How to Handle the Four Most Common Road Emergencies
May 13, 2011
Filed under Motorcycle Features: Bikes, Blokes, Culture and Beyond
You’re on a sport-touring journey and suddenly your bike has a problem. You’re dead in the water. What to do? Fortunately, the four most common road emergencies can usually be prevented by regular inspection and maintenance, but here’s what to do when that doesn’t work.
Out of Gas
Run out of gas on tour and you’ll need a donor bike and a transfer device. To siphon, the fuel level in the donor bike must be higher than the level it will reach in the recipient bike; place the donor bike on a curb or rise. Carry a siphon hose, at least three feet of flexible, transparent hose that is easy to coil and stow under a seat or in a fairing pocket. Get one with a squeeze bulb and you won’t need to undergo the potentially disgusting ritual of siphoning raw gas with your mouth.
To avoid mouth siphoning immerse the hose deep into the donor bike’s fuel supply, cap the other end with your thumb and begin to slowly draw out the hose and lower it into the recipient bike’s fuel tank. Remove your thumb once the level of fuel in the hose drops below the top level of the fuel in the donor bike (that’s why a transparent hose is best), and the fuel will begin to flow.
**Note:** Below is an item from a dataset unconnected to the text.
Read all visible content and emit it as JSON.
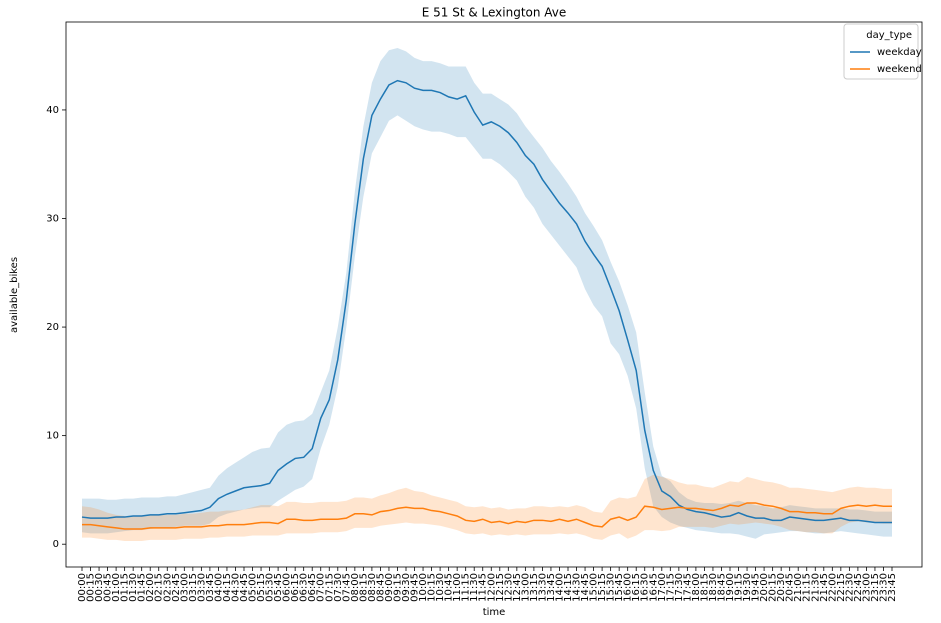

If this is not possible, drain fuel into whatever is handy, such as a beverage container, sidecover or tool tray by removing a fuel line and turning on the petcock. This may not be possible if the donor bike has a vacuum-flow system. Rinse the container thoroughly with gasoline, and be certain ol’ Jimbo ain’t lightin’ up during this procedure.
Tools: Siphon hose
Prevention: Check the gauge, dummy! Zero your bike’s trip odometer when you fill up, and it will show the elapsed mileage.
Establish whether your bike has tube or tubeless tires. For the past 20 years or so, most bikes with cast wheels have carried tubeless tires, while most with wire spoke wheels have had tube-type. If it’s a tube-type, you’ll have to “break the bead,” pull the tire away from the wheel (pack tire irons) far enough to expose the puncture in the tube. This may mean removing the wheel from the bike. Roughen the area around the puncture with the tool supplied in the patch kit and apply cement. Wait momentarily till the glue becomes tacky, and apply the patch.
For a tubeless tire, it’s only necessary to remove the nail and insert the tool from the patch kit to enlarge and roughen the hole. Cover a plug with cement and insert. Cut off excess and add air. The three methods of doing so are with CO2 cartridges, an electrical pump that runs off the battery, and a hand pump.
Tools: Toolkit, tire patch kit, tire irons, air supply
Prevention: Inspect tire tread frequently for depth and foreign objects, and check pressure regularly. The last 10 percent of tire life results in 90 percent of the problems.
Suddenly the oil light comes on. You’re a quart low—oops! Rodney has a quart along, but your bike runs that expensive 20W-50 synthetic bike oil and his is 40W cheapo car oil. Can you mix them?
The answer is yes. Considering that the alternative is either serious engine damage or sending someone on a 100-mile goose chase, mixing will not harm the engine, though it will dilute the properties of the high-quality oil. Change oil and filter at your earliest convenience.
Tools: Rag, funnel, extra quart
Prevention: Check oil
Sudden Engine Stop, Reason Unknown
A sudden engine cutout usually boils down to fuel or electricity. Check fuel supply, check for a clogged gas cap vent (does opening the cap suddenly and temporarily “solve” the problem?) or fuel filter. If there’s fuel in the carburetor float bowl(s), the problem likely resides elsewhere.
Turn on the ignition and see if your bike has lights, horn and starter. If not, check that battery cables are tightly connected and clean. Is the battery properly topped up with distilled water? Spray WD-40 on the sparkplugs, wires and coils to displace any water.
If the lights and horn are strong, check fuses (know your bike’s fuse box location, and carry spares). With a clip lead and light, clip the lead to ground (a piece of bare metal on the engine) and place the point on either side of the fuse with the ignition on. If there’s power on both sides, the fuse is good.
If the starter cranks but the engine does not start, use the clip lead to establish if there is juice at the coils. If so, pull the spark plugs and establish if they’re sparking. If not, trace the wires back to the last place where there was electricity, then inspect upstream for bare wires or breaks. Listen and watch for obvious stray sparks. Wrap broken wire with tape to get you home.
Tools: Clip lead, electrical tape, fuses, WD-40
And, of course, whenever you travel, carry a cell phone.